I do not move. I miss the train as I look at this man who seemed to have been there just for me. No one else would understand. For them, he is just another man driven mad by his city.

Giza, 1999

By the dim light peeking through the tree branches and pouring through the window, I am arranging my grandmother’s photographs of faces which have become so familiar to me. The faces are all worn out, smiling; carrying something heavier than their features could carry. They could be called ‘authentic Egyptian faces.’ Even the children seem to have their years and wrinkles outlined for them.

My grandmother’s photography was a window to a Cairo I would never have known on my own: a Cairo whose edges I have not reached till now. The faces of Dahshur, Mansuriya, Kerdasa, Gold Island, Manyal, Dokki, Giza, Old Cairo became my friends.

The faces of my grandmother’s friends, of my cousins and me, of the places where we sat and ate éclairs as she drank her coffee, never made it to the pile of photographs stacked on the table waiting for her grandchildren to arrange them and place them correctly: a summer job for the little ones.

Cairo University, 2010

Other Literatures in English: Waguih Ghali’s Beer in the Snooker Club is being discussed. Ram, Ghali’s protagonist, an elite Copt who has no money, living in Egypt post ’52, argues that the true Egyptian is not just the fellah, or the man who rides the tram. A true Egyptian is one who has a sense of humor.

Throughout the novel, there is in Ram a desperate need to claim Cairo for himself, to have a share in her heirloom, right next to the cucumber seller. Humor is his only proof of belonging.

In my grandmother’s photographs and in others sold next to hers, Ram’s face as I imagine it does not appear.

Tahrir Station, 2011

Kyria Lysoon, the man cried. I remember Ram and how Kyria Lysoon was the only thing he said in Coptic.

If only the man had been there, praying, when people were being arrested, pulled off of trains for looking uneducated, for being dressed in a way that does not agree with Police and Military social standards. They might’ve been saved by this man’s plea.

“God have mercy. Kyria Lysoon. Ya Rab Ir’ham.”

And yet I know that had he been there, no one would’ve understood. Unless they were Copts or read Ghali, they wouldn’t understand. God’s mercy would’ve passed those under the ground. It would’ve over looked those whose faces have been worn out by the streets of Cairo.

“There is…no God but God… No God but a God… No God, No God.”*

You can never have Cairo to yourself. You surrender to the city instead of trying to make her your own. In the late hours of the night, in the early hours of the morning, she is not yours.

Even if you have her for a moment, there will be no one there to see her giving in to you.

She refuses heirs.
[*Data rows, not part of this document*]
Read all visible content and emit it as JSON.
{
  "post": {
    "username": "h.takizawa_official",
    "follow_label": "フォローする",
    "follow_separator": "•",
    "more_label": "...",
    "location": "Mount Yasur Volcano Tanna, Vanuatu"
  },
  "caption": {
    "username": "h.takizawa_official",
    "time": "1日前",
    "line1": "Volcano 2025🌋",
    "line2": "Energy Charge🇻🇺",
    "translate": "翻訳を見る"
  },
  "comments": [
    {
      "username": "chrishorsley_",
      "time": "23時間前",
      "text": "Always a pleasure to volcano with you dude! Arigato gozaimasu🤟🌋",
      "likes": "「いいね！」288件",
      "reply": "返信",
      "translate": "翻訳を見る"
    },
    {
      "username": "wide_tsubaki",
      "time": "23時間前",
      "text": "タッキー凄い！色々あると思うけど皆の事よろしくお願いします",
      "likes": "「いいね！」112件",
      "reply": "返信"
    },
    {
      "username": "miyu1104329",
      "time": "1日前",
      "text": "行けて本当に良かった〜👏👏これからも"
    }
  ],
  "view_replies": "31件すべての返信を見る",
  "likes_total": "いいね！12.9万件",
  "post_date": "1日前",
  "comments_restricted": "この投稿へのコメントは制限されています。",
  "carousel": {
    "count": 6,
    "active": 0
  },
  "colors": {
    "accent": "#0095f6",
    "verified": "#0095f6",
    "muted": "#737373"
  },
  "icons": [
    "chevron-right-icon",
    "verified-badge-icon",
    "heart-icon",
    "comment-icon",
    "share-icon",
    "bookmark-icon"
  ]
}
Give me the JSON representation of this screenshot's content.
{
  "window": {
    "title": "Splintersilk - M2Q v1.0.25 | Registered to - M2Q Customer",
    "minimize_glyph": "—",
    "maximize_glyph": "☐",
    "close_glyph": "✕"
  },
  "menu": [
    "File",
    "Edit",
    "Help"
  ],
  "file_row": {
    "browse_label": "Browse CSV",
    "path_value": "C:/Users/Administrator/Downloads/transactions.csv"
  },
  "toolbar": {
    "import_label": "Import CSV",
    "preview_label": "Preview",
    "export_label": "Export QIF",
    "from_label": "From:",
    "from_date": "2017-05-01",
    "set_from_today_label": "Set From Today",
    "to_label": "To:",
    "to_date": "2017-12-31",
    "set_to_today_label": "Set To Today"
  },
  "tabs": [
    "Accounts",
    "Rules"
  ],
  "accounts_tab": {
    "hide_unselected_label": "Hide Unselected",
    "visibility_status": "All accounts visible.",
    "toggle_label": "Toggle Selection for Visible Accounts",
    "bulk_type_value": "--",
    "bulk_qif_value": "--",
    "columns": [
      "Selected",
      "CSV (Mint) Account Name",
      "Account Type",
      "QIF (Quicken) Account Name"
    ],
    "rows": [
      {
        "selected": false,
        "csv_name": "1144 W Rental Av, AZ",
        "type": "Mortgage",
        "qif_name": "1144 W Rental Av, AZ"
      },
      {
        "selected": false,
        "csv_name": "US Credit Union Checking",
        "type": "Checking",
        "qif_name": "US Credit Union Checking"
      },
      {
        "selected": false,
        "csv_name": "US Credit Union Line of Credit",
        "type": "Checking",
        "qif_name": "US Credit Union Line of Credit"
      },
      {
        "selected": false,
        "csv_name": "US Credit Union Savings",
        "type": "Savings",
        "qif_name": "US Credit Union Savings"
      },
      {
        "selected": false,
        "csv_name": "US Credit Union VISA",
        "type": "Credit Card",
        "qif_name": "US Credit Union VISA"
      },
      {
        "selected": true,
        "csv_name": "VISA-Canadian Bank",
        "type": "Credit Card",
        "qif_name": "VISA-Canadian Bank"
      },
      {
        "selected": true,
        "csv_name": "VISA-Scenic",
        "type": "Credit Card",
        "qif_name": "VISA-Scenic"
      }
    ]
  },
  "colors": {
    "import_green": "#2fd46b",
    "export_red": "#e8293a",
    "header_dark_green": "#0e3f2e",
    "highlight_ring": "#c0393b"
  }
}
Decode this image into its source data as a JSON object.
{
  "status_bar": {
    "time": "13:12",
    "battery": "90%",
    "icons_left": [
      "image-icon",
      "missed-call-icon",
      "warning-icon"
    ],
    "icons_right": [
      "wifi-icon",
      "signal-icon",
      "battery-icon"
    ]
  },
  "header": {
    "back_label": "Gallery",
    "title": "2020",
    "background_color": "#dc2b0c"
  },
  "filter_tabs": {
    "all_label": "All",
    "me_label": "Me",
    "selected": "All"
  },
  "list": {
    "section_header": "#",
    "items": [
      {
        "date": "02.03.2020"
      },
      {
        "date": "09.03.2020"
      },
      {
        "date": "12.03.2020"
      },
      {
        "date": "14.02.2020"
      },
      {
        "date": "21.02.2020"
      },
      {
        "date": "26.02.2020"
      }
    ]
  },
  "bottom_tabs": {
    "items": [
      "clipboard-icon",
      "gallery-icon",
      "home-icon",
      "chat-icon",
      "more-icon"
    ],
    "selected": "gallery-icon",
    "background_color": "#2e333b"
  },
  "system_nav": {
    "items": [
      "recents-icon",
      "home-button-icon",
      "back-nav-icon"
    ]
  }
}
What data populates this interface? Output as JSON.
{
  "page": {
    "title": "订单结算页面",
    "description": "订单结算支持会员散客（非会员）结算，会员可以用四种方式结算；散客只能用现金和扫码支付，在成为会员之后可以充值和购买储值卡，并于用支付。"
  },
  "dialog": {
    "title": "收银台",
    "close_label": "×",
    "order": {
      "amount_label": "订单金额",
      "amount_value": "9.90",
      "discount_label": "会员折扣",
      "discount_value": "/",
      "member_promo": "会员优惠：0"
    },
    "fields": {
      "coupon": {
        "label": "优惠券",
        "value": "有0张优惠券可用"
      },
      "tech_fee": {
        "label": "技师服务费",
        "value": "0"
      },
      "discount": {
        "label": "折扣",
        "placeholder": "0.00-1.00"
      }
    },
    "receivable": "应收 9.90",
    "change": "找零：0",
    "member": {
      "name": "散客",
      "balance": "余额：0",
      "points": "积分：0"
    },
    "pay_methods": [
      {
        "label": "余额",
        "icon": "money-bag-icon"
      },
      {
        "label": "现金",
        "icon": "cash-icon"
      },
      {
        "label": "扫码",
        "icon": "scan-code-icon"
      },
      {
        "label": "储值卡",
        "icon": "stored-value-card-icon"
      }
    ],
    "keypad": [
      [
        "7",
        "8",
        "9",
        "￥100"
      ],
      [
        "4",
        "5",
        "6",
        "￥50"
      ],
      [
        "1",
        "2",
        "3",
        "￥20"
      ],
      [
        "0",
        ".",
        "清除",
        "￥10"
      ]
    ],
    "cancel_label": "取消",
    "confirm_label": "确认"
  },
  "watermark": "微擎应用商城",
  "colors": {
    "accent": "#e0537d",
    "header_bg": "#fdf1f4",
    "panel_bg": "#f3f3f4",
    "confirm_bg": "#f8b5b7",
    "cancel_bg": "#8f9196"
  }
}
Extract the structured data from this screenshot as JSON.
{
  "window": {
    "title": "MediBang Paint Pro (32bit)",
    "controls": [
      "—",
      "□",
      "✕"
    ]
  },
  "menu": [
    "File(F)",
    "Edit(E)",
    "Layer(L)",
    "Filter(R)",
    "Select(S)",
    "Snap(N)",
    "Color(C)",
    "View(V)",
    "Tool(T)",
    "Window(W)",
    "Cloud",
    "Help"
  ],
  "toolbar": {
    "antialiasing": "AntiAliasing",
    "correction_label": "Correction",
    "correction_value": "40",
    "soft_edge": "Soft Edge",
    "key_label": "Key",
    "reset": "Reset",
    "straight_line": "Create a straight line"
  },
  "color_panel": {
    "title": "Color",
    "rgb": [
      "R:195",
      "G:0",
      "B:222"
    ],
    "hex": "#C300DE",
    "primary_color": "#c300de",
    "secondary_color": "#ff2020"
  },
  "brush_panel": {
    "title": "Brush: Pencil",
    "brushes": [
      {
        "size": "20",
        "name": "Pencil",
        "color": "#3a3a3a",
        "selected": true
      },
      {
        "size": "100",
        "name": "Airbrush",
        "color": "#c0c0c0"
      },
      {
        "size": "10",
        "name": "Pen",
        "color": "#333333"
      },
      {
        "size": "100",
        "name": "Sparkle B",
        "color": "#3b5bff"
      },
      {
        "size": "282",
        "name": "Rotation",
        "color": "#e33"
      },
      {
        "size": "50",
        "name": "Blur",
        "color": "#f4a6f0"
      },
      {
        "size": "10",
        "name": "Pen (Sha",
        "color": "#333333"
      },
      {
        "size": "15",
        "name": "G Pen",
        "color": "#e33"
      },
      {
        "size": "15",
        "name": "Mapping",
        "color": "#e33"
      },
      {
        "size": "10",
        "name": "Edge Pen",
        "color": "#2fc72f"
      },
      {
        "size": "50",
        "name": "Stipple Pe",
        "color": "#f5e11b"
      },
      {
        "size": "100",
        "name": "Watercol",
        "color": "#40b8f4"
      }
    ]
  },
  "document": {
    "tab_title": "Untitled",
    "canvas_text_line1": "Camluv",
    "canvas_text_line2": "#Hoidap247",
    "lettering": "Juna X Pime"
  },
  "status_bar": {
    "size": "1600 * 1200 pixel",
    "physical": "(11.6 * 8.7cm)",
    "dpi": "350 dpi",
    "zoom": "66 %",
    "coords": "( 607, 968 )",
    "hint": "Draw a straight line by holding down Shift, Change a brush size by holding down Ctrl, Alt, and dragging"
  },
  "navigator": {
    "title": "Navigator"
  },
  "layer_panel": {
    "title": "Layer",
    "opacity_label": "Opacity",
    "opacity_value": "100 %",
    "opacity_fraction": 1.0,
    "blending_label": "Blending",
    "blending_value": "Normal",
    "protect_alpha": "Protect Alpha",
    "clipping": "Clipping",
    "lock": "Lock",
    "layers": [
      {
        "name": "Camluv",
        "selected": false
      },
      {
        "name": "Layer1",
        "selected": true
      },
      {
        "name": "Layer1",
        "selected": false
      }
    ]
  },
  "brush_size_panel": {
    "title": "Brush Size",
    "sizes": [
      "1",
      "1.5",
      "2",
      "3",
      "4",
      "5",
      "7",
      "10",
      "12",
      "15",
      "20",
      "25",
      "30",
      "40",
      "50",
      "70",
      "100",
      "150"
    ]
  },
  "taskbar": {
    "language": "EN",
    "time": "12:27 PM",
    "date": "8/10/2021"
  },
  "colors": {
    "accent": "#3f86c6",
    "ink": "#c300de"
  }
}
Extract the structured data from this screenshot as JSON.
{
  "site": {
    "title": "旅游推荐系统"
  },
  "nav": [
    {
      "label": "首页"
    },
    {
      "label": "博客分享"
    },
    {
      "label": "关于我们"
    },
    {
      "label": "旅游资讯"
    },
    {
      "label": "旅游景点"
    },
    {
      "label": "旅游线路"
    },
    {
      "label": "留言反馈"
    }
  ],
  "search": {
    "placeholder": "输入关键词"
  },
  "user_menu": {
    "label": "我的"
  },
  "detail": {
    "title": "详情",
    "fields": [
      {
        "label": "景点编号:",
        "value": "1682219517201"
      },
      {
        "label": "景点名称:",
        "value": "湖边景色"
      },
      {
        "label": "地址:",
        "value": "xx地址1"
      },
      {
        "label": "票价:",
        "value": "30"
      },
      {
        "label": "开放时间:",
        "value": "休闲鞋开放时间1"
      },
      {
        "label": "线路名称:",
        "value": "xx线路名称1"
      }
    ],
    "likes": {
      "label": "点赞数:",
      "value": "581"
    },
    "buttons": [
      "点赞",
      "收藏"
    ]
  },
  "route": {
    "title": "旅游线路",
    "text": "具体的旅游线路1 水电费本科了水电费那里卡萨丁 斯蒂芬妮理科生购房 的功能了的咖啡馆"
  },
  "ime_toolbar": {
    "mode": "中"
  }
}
And yet when Cairo needs a face, when she is to be photographed, those whose skin has been rubbed raw by her cruelty are first to pose.

The man sitting on the coffee shop, the paper seller, the shoe shiner, the boys and girls selling flowers and packets of tissue paper, the girl whose eyes are my first memory of vegetables, carrying a cabbage on her head: Cairo’s faces. Reluctantly, Cairo is seen through them. Yet she is not theirs.

Ram and I do not have the right features.

Cairo, 2012

For a moment the streets are his. His boyish face, stenciled onto a white sheet, huge, held by ten others, cradles the sky above him. Cairo has surrendered. To him, today she has let go and given him her streets and her people.
There is no humor coming from the people’s chants and yet there is no mistake. These are Egyptians. They inhabit her city.

There is no God but God

A coffin passes. And even though he is not in it, Cairo has given her streets to him today.

After 16 years of running around her corners, Cairo is Gika’s today.

There is no God but God. The Shaheed is His beloved.

For a moment, for that fleeting moment of mourning, Gika is Cairo’s beloved today.

November 26th, 2012



*Ghali, Waghuih. Beer in the Snooker Club. New Amsterdam Books, USA: 1999

"A City of One's Own" was written for and published in Dutch translation in Cairopolis: a project by Jan Beke. It was published in Beljium in 2013 by SNOECK publications.